17.01.2018
Meer dan honderdvijftig jaar geleden publiceerde Charles Darwin zijn boek “On the Origin of Species…”,² waarin hij zijn theorie voorstelt dat de verscheidenheid aan levensvormen het resultaat is van evolutie via een combinatie van variatie in erfelijke eigenschappen en natuurlijke selectie. Van in het begin werd deze theorie ruim aanvaard in wetenschappelijke kringen, zeker toen ook de kennis over erfelijkheid toenam. Bij vele mensen echter stoot de evolutietheorie, ook vandaag nog, op weerstand omdat ze in tegenspraak is met sommige religieuze overtuigingen, omdat ze vragen oproept over de zin van ons bestaan, of omdat men meent er rechtvaardigingen in te zien voor immoreel gedrag.
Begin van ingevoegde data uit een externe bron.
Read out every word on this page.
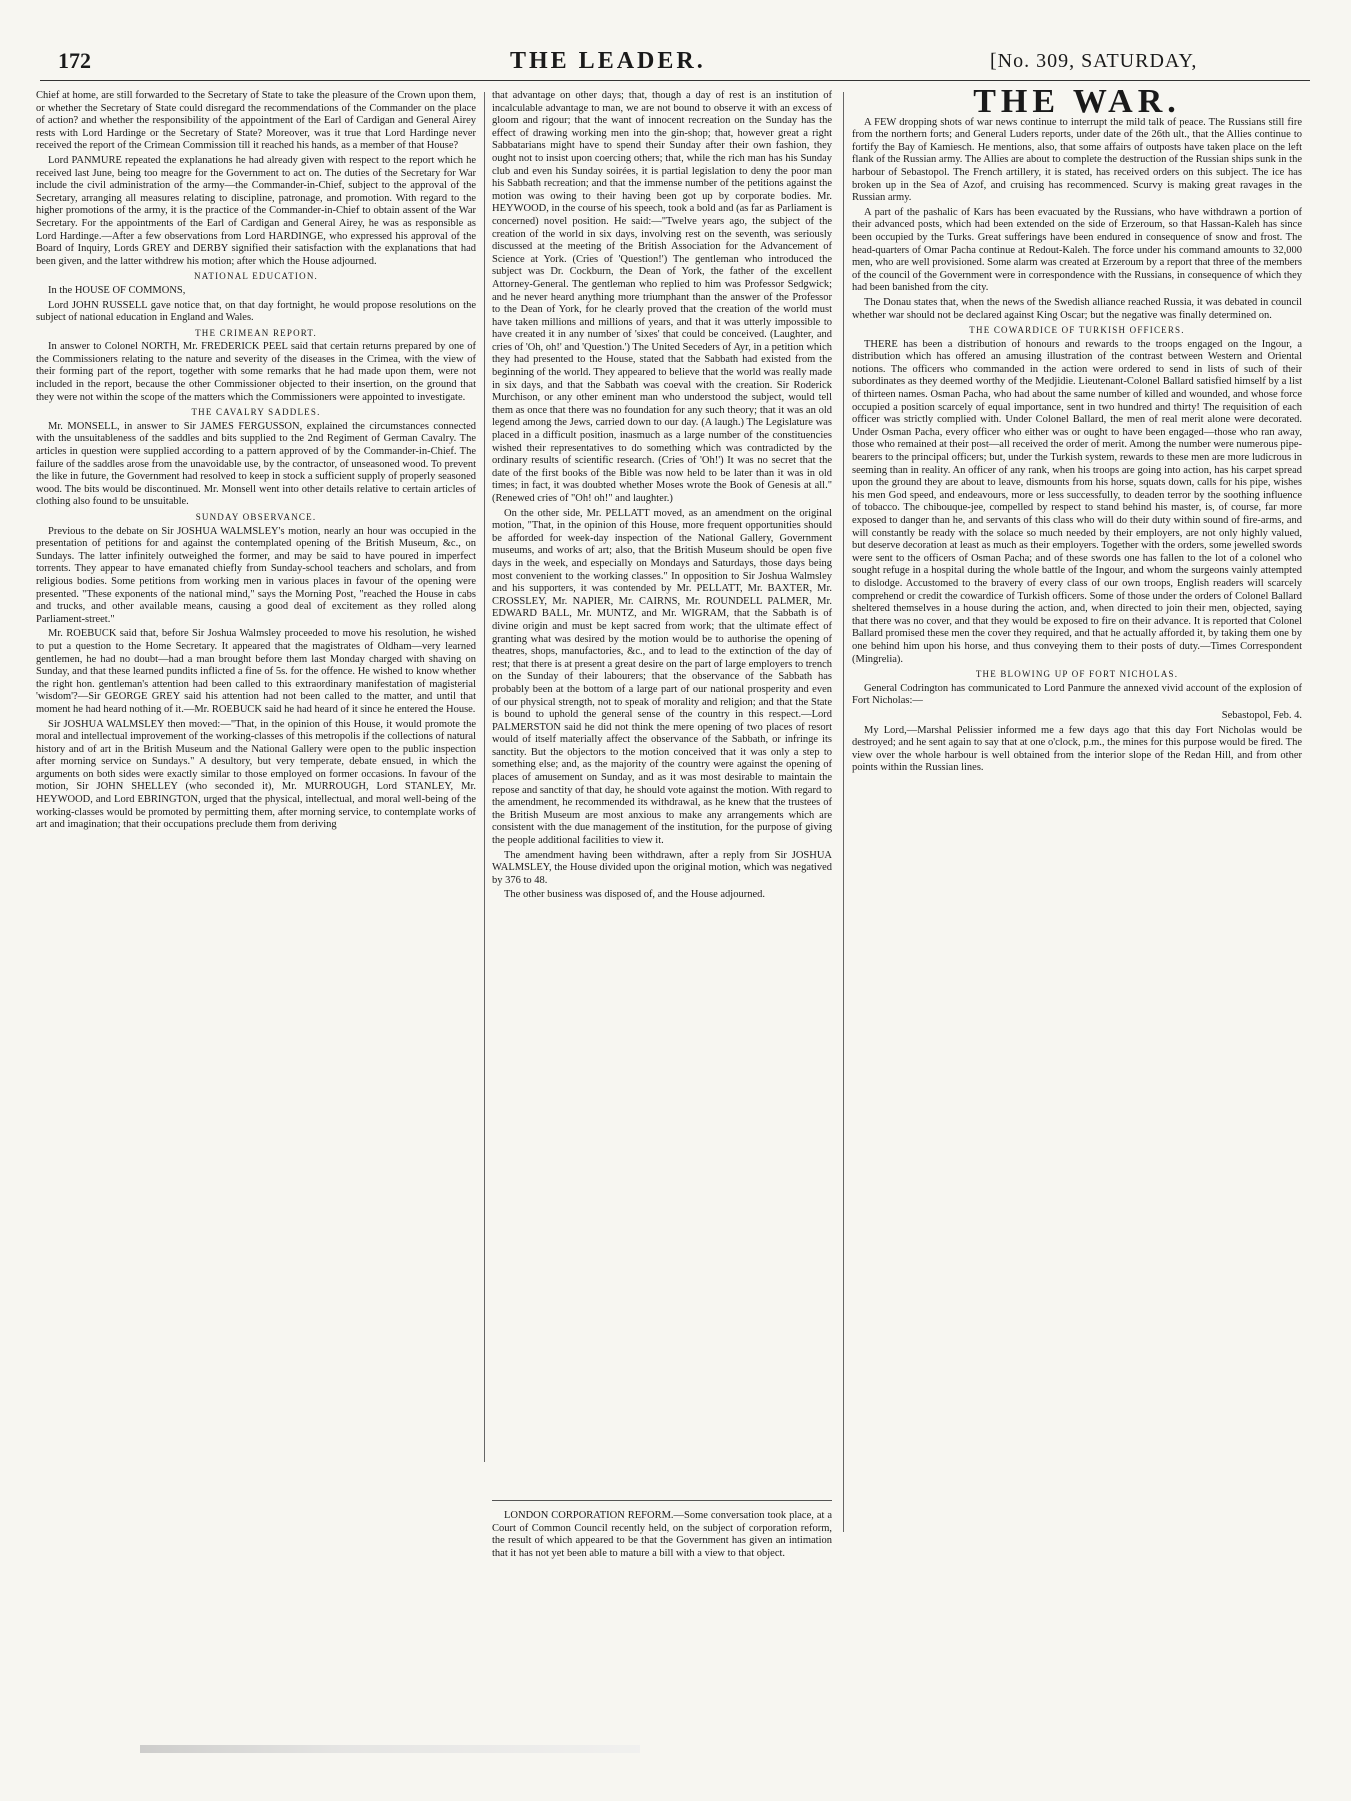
172	THE LEADER.	[No. 309, SATURDAY,

Chief at home, are still forwarded to the Secretary of State to take the pleasure of the Crown upon them, or whether the Secretary of State could disregard the recommendations of the Commander on the place of action? and whether the responsibility of the appointment of the Earl of Cardigan and General Airey rests with Lord Hardinge or the Secretary of State? Moreover, was it true that Lord Hardinge never received the report of the Crimean Commission till it reached his hands, as a member of that House?

Lord PANMURE repeated the explanations he had already given with respect to the report which he received last June, being too meagre for the Government to act on. The duties of the Secretary for War include the civil administration of the army—the Commander-in-Chief, subject to the approval of the Secretary, arranging all measures relating to discipline, patronage, and promotion. With regard to the higher promotions of the army, it is the practice of the Commander-in-Chief to obtain assent of the War Secretary. For the appointments of the Earl of Cardigan and General Airey, he was as responsible as Lord Hardinge.—After a few observations from Lord HARDINGE, who expressed his approval of the Board of Inquiry, Lords GREY and DERBY signified their satisfaction with the explanations that had been given, and the latter withdrew his motion; after which the House adjourned.

NATIONAL EDUCATION.

In the HOUSE OF COMMONS,

Lord JOHN RUSSELL gave notice that, on that day fortnight, he would propose resolutions on the subject of national education in England and Wales.

THE CRIMEAN REPORT.

In answer to Colonel NORTH, Mr. FREDERICK PEEL said that certain returns prepared by one of the Commissioners relating to the nature and severity of the diseases in the Crimea, with the view of their forming part of the report, together with some remarks that he had made upon them, were not included in the report, because the other Commissioner objected to their insertion, on the ground that they were not within the scope of the matters which the Commissioners were appointed to investigate.

THE CAVALRY SADDLES.

Mr. MONSELL, in answer to Sir JAMES FERGUSSON, explained the circumstances connected with the unsuitableness of the saddles and bits supplied to the 2nd Regiment of German Cavalry. The articles in question were supplied according to a pattern approved of by the Commander-in-Chief. The failure of the saddles arose from the unavoidable use, by the contractor, of unseasoned wood. To prevent the like in future, the Government had resolved to keep in stock a sufficient supply of properly seasoned wood. The bits would be discontinued. Mr. Monsell went into other details relative to certain articles of clothing also found to be unsuitable.

SUNDAY OBSERVANCE.

Previous to the debate on Sir JOSHUA WALMSLEY's motion, nearly an hour was occupied in the presentation of petitions for and against the contemplated opening of the British Museum, &c., on Sundays. The latter infinitely outweighed the former, and may be said to have poured in imperfect torrents. They appear to have emanated chiefly from Sunday-school teachers and scholars, and from religious bodies. Some petitions from working men in various places in favour of the opening were presented. "These exponents of the national mind," says the Morning Post, "reached the House in cabs and trucks, and other available means, causing a good deal of excitement as they rolled along Parliament-street."

Mr. ROEBUCK said that, before Sir Joshua Walmsley proceeded to move his resolution, he wished to put a question to the Home Secretary. It appeared that the magistrates of Oldham—very learned gentlemen, he had no doubt—had a man brought before them last Monday charged with shaving on Sunday, and that these learned pundits inflicted a fine of 5s. for the offence. He wished to know whether the right hon. gentleman's attention had been called to this extraordinary manifestation of magisterial 'wisdom'?—Sir GEORGE GREY said his attention had not been called to the matter, and until that moment he had heard nothing of it.—Mr. ROEBUCK said he had heard of it since he entered the House.

Sir JOSHUA WALMSLEY then moved:—"That, in the opinion of this House, it would promote the moral and intellectual improvement of the working-classes of this metropolis if the collections of natural history and of art in the British Museum and the National Gallery were open to the public inspection after morning service on Sundays." A desultory, but very temperate, debate ensued, in which the arguments on both sides were exactly similar to those employed on former occasions. In favour of the motion, Sir JOHN SHELLEY (who seconded it), Mr. MURROUGH, Lord STANLEY, Mr. HEYWOOD, and Lord EBRINGTON, urged that the physical, intellectual, and moral well-being of the working-classes would be promoted by permitting them, after morning service, to contemplate works of art and imagination; that their occupations preclude them from deriving

that advantage on other days; that, though a day of rest is an institution of incalculable advantage to man, we are not bound to observe it with an excess of gloom and rigour; that the want of innocent recreation on the Sunday has the effect of drawing working men into the gin-shop; that, however great a right Sabbatarians might have to spend their Sunday after their own fashion, they ought not to insist upon coercing others; that, while the rich man has his Sunday club and even his Sunday soirées, it is partial legislation to deny the poor man his Sabbath recreation; and that the immense number of the petitions against the motion was owing to their having been got up by corporate bodies. Mr. HEYWOOD, in the course of his speech, took a bold and (as far as Parliament is concerned) novel position. He said:—"Twelve years ago, the subject of the creation of the world in six days, involving rest on the seventh, was seriously discussed at the meeting of the British Association for the Advancement of Science at York. (Cries of 'Question!') The gentleman who introduced the subject was Dr. Cockburn, the Dean of York, the father of the excellent Attorney-General. The gentleman who replied to him was Professor Sedgwick; and he never heard anything more triumphant than the answer of the Professor to the Dean of York, for he clearly proved that the creation of the world must have taken millions and millions of years, and that it was utterly impossible to have created it in any number of 'sixes' that could be conceived. (Laughter, and cries of 'Oh, oh!' and 'Question.') The United Seceders of Ayr, in a petition which they had presented to the House, stated that the Sabbath had existed from the beginning of the world. They appeared to believe that the world was really made in six days, and that the Sabbath was coeval with the creation. Sir Roderick Murchison, or any other eminent man who understood the subject, would tell them as once that there was no foundation for any such theory; that it was an old legend among the Jews, carried down to our day. (A laugh.) The Legislature was placed in a difficult position, inasmuch as a large number of the constituencies wished their representatives to do something which was contradicted by the ordinary results of scientific research. (Cries of 'Oh!') It was no secret that the date of the first books of the Bible was now held to be later than it was in old times; in fact, it was doubted whether Moses wrote the Book of Genesis at all." (Renewed cries of "Oh! oh!" and laughter.)

On the other side, Mr. PELLATT moved, as an amendment on the original motion, "That, in the opinion of this House, more frequent opportunities should be afforded for week-day inspection of the National Gallery, Government museums, and works of art; also, that the British Museum should be open five days in the week, and especially on Mondays and Saturdays, those days being most convenient to the working classes." In opposition to Sir Joshua Walmsley and his supporters, it was contended by Mr. PELLATT, Mr. BAXTER, Mr. CROSSLEY, Mr. NAPIER, Mr. CAIRNS, Mr. ROUNDELL PALMER, Mr. EDWARD BALL, Mr. MUNTZ, and Mr. WIGRAM, that the Sabbath is of divine origin and must be kept sacred from work; that the ultimate effect of granting what was desired by the motion would be to authorise the opening of theatres, shops, manufactories, &c., and to lead to the extinction of the day of rest; that there is at present a great desire on the part of large employers to trench on the Sunday of their labourers; that the observance of the Sabbath has probably been at the bottom of a large part of our national prosperity and even of our physical strength, not to speak of morality and religion; and that the State is bound to uphold the general sense of the country in this respect.—Lord PALMERSTON said he did not think the mere opening of two places of resort would of itself materially affect the observance of the Sabbath, or infringe its sanctity. But the objectors to the motion conceived that it was only a step to something else; and, as the majority of the country were against the opening of places of amusement on Sunday, and as it was most desirable to maintain the repose and sanctity of that day, he should vote against the motion. With regard to the amendment, he recommended its withdrawal, as he knew that the trustees of the British Museum are most anxious to make any arrangements which are consistent with the due management of the institution, for the purpose of giving the people additional facilities to view it.

The amendment having been withdrawn, after a reply from Sir JOSHUA WALMSLEY, the House divided upon the original motion, which was negatived by 376 to 48.

The other business was disposed of, and the House adjourned.

LONDON CORPORATION REFORM.—Some conversation took place, at a Court of Common Council recently held, on the subject of corporation reform, the result of which appeared to be that the Government has given an intimation that it has not yet been able to mature a bill with a view to that object.

THE WAR.

A FEW dropping shots of war news continue to interrupt the mild talk of peace. The Russians still fire from the northern forts; and General Luders reports, under date of the 26th ult., that the Allies continue to fortify the Bay of Kamiesch. He mentions, also, that some affairs of outposts have taken place on the left flank of the Russian army. The Allies are about to complete the destruction of the Russian ships sunk in the harbour of Sebastopol. The French artillery, it is stated, has received orders on this subject. The ice has broken up in the Sea of Azof, and cruising has recommenced. Scurvy is making great ravages in the Russian army.

A part of the pashalic of Kars has been evacuated by the Russians, who have withdrawn a portion of their advanced posts, which had been extended on the side of Erzeroum, so that Hassan-Kaleh has since been occupied by the Turks. Great sufferings have been endured in consequence of snow and frost. The head-quarters of Omar Pacha continue at Redout-Kaleh. The force under his command amounts to 32,000 men, who are well provisioned. Some alarm was created at Erzeroum by a report that three of the members of the council of the Government were in correspondence with the Russians, in consequence of which they had been banished from the city.

The Donau states that, when the news of the Swedish alliance reached Russia, it was debated in council whether war should not be declared against King Oscar; but the negative was finally determined on.

THE COWARDICE OF TURKISH OFFICERS.

THERE has been a distribution of honours and rewards to the troops engaged on the Ingour, a distribution which has offered an amusing illustration of the contrast between Western and Oriental notions. The officers who commanded in the action were ordered to send in lists of such of their subordinates as they deemed worthy of the Medjidie. Lieutenant-Colonel Ballard satisfied himself by a list of thirteen names. Osman Pacha, who had about the same number of killed and wounded, and whose force occupied a position scarcely of equal importance, sent in two hundred and thirty! The requisition of each officer was strictly complied with. Under Colonel Ballard, the men of real merit alone were decorated. Under Osman Pacha, every officer who either was or ought to have been engaged—those who ran away, those who remained at their post—all received the order of merit. Among the number were numerous pipe-bearers to the principal officers; but, under the Turkish system, rewards to these men are more ludicrous in seeming than in reality. An officer of any rank, when his troops are going into action, has his carpet spread upon the ground they are about to leave, dismounts from his horse, squats down, calls for his pipe, wishes his men God speed, and endeavours, more or less successfully, to deaden terror by the soothing influence of tobacco. The chibouque-jee, compelled by respect to stand behind his master, is, of course, far more exposed to danger than he, and servants of this class who will do their duty within sound of fire-arms, and will constantly be ready with the solace so much needed by their employers, are not only highly valued, but deserve decoration at least as much as their employers. Together with the orders, some jewelled swords were sent to the officers of Osman Pacha; and of these swords one has fallen to the lot of a colonel who sought refuge in a hospital during the whole battle of the Ingour, and whom the surgeons vainly attempted to dislodge. Accustomed to the bravery of every class of our own troops, English readers will scarcely comprehend or credit the cowardice of Turkish officers. Some of those under the orders of Colonel Ballard sheltered themselves in a house during the action, and, when directed to join their men, objected, saying that there was no cover, and that they would be exposed to fire on their advance. It is reported that Colonel Ballard promised these men the cover they required, and that he actually afforded it, by taking them one by one behind him upon his horse, and thus conveying them to their posts of duty.—Times Correspondent (Mingrelia).

THE BLOWING UP OF FORT NICHOLAS.

General Codrington has communicated to Lord Panmure the annexed vivid account of the explosion of Fort Nicholas:—

Sebastopol, Feb. 4.

My Lord,—Marshal Pelissier informed me a few days ago that this day Fort Nicholas would be destroyed; and he sent again to say that at one o'clock, p.m., the mines for this purpose would be fired. The view over the whole harbour is well obtained from the interior slope of the Redan Hill, and from other points within the Russian lines.
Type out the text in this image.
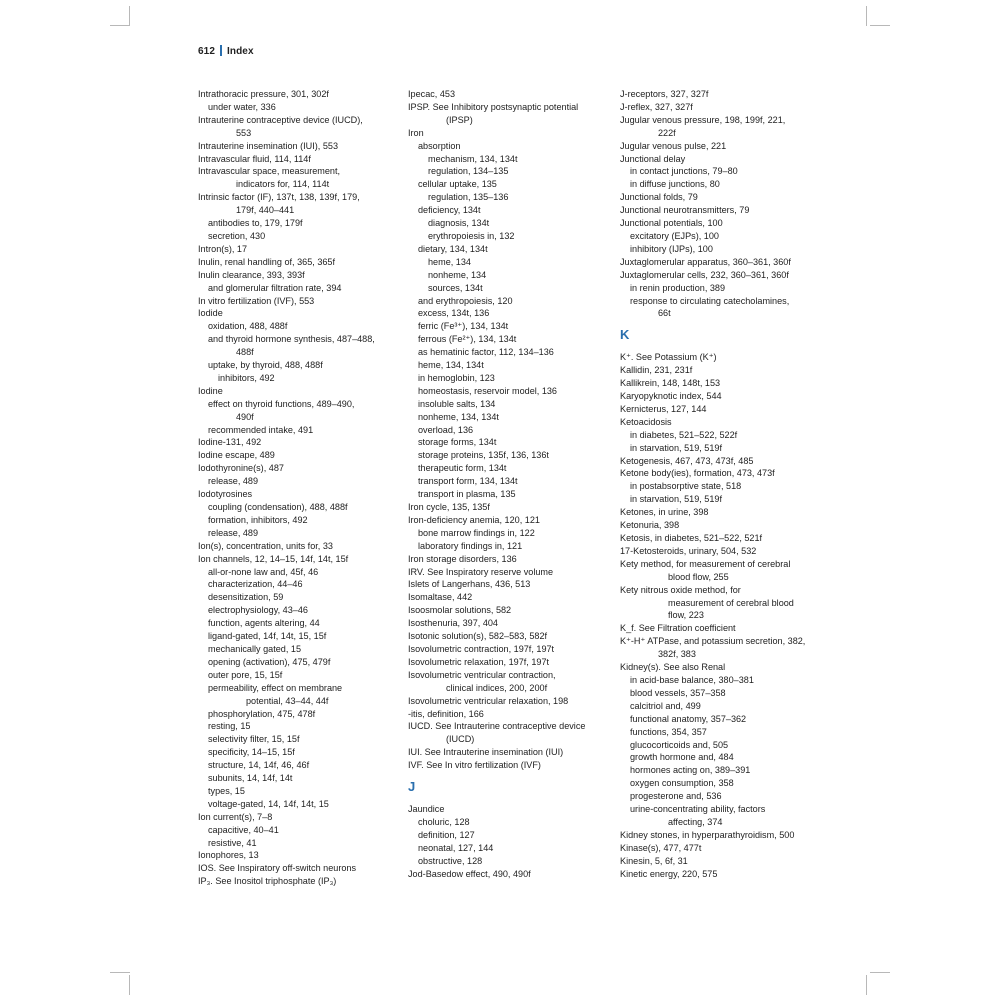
612 Index
Intrathoracic pressure, 301, 302f
under water, 336
Intrauterine contraceptive device (IUCD),
553
Intrauterine insemination (IUI), 553
Intravascular fluid, 114, 114f
Intravascular space, measurement,
indicators for, 114, 114t
Intrinsic factor (IF), 137t, 138, 139f, 179,
179f, 440–441
antibodies to, 179, 179f
secretion, 430
Intron(s), 17
Inulin, renal handling of, 365, 365f
Inulin clearance, 393, 393f
and glomerular filtration rate, 394
In vitro fertilization (IVF), 553
Iodide
oxidation, 488, 488f
and thyroid hormone synthesis, 487–488,
488f
uptake, by thyroid, 488, 488f
inhibitors, 492
Iodine
effect on thyroid functions, 489–490,
490f
recommended intake, 491
Iodine-131, 492
Iodine escape, 489
Iodothyronine(s), 487
release, 489
Iodotyrosines
coupling (condensation), 488, 488f
formation, inhibitors, 492
release, 489
Ion(s), concentration, units for, 33
Ion channels, 12, 14–15, 14f, 14t, 15f
all-or-none law and, 45f, 46
characterization, 44–46
desensitization, 59
electrophysiology, 43–46
function, agents altering, 44
ligand-gated, 14f, 14t, 15, 15f
mechanically gated, 15
opening (activation), 475, 479f
outer pore, 15, 15f
permeability, effect on membrane
potential, 43–44, 44f
phosphorylation, 475, 478f
resting, 15
selectivity filter, 15, 15f
specificity, 14–15, 15f
structure, 14, 14f, 46, 46f
subunits, 14, 14f, 14t
types, 15
voltage-gated, 14, 14f, 14t, 15
Ion current(s), 7–8
capacitive, 40–41
resistive, 41
Ionophores, 13
IOS. See Inspiratory off-switch neurons
IP₃. See Inositol triphosphate (IP₃)
Ipecac, 453
IPSP. See Inhibitory postsynaptic potential
(IPSP)
Iron
absorption
mechanism, 134, 134t
regulation, 134–135
cellular uptake, 135
regulation, 135–136
deficiency, 134t
diagnosis, 134t
erythropoiesis in, 132
dietary, 134, 134t
heme, 134
nonheme, 134
sources, 134t
and erythropoiesis, 120
excess, 134t, 136
ferric (Fe³⁺), 134, 134t
ferrous (Fe²⁺), 134, 134t
as hematinic factor, 112, 134–136
heme, 134, 134t
in hemoglobin, 123
homeostasis, reservoir model, 136
insoluble salts, 134
nonheme, 134, 134t
overload, 136
storage forms, 134t
storage proteins, 135f, 136, 136t
therapeutic form, 134t
transport form, 134, 134t
transport in plasma, 135
Iron cycle, 135, 135f
Iron-deficiency anemia, 120, 121
bone marrow findings in, 122
laboratory findings in, 121
Iron storage disorders, 136
IRV. See Inspiratory reserve volume
Islets of Langerhans, 436, 513
Isomaltase, 442
Isoosmolar solutions, 582
Isosthenuria, 397, 404
Isotonic solution(s), 582–583, 582f
Isovolumetric contraction, 197f, 197t
Isovolumetric relaxation, 197f, 197t
Isovolumetric ventricular contraction,
clinical indices, 200, 200f
Isovolumetric ventricular relaxation, 198
-itis, definition, 166
IUCD. See Intrauterine contraceptive device
(IUCD)
IUI. See Intrauterine insemination (IUI)
IVF. See In vitro fertilization (IVF)
J
Jaundice
choluric, 128
definition, 127
neonatal, 127, 144
obstructive, 128
Jod-Basedow effect, 490, 490f
J-receptors, 327, 327f
J-reflex, 327, 327f
Jugular venous pressure, 198, 199f, 221,
222f
Jugular venous pulse, 221
Junctional delay
in contact junctions, 79–80
in diffuse junctions, 80
Junctional folds, 79
Junctional neurotransmitters, 79
Junctional potentials, 100
excitatory (EJPs), 100
inhibitory (IJPs), 100
Juxtaglomerular apparatus, 360–361, 360f
Juxtaglomerular cells, 232, 360–361, 360f
in renin production, 389
response to circulating catecholamines,
66t
K
K⁺. See Potassium (K⁺)
Kallidin, 231, 231f
Kallikrein, 148, 148t, 153
Karyopyknotic index, 544
Kernicterus, 127, 144
Ketoacidosis
in diabetes, 521–522, 522f
in starvation, 519, 519f
Ketogenesis, 467, 473, 473f, 485
Ketone body(ies), formation, 473, 473f
in postabsorptive state, 518
in starvation, 519, 519f
Ketones, in urine, 398
Ketonuria, 398
Ketosis, in diabetes, 521–522, 521f
17-Ketosteroids, urinary, 504, 532
Kety method, for measurement of cerebral
blood flow, 255
Kety nitrous oxide method, for
measurement of cerebral blood
flow, 223
K_f. See Filtration coefficient
K⁺-H⁺ ATPase, and potassium secretion, 382,
382f, 383
Kidney(s). See also Renal
in acid-base balance, 380–381
blood vessels, 357–358
calcitriol and, 499
functional anatomy, 357–362
functions, 354, 357
glucocorticoids and, 505
growth hormone and, 484
hormones acting on, 389–391
oxygen consumption, 358
progesterone and, 536
urine-concentrating ability, factors
affecting, 374
Kidney stones, in hyperparathyroidism, 500
Kinase(s), 477, 477t
Kinesin, 5, 6f, 31
Kinetic energy, 220, 575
Soms gaan er stemmen op om in het onderwijs de biologische evolutie gewoon te beschouwen als één van verschillende gelijkwaardige theorieën, naast bijvoorbeeld het scheppingsverhaal.
In deze voordracht verklaart Herwig Leirs, gewoon hoogleraar binnen de Onderzoeksgroep Evolutionaire Ecologie van het departement Biologie, en voorzitter van de Raad van Bestuur van de UA, hoe de biologische evolutie juist werkt, hoe de weerstand tegen de theorie vaak gebaseerd is op een verkeerde interpretatie ervan en waarom ze als wetenschappelijke theorie geen partij is voor pseudowetenschappelijke ideeën.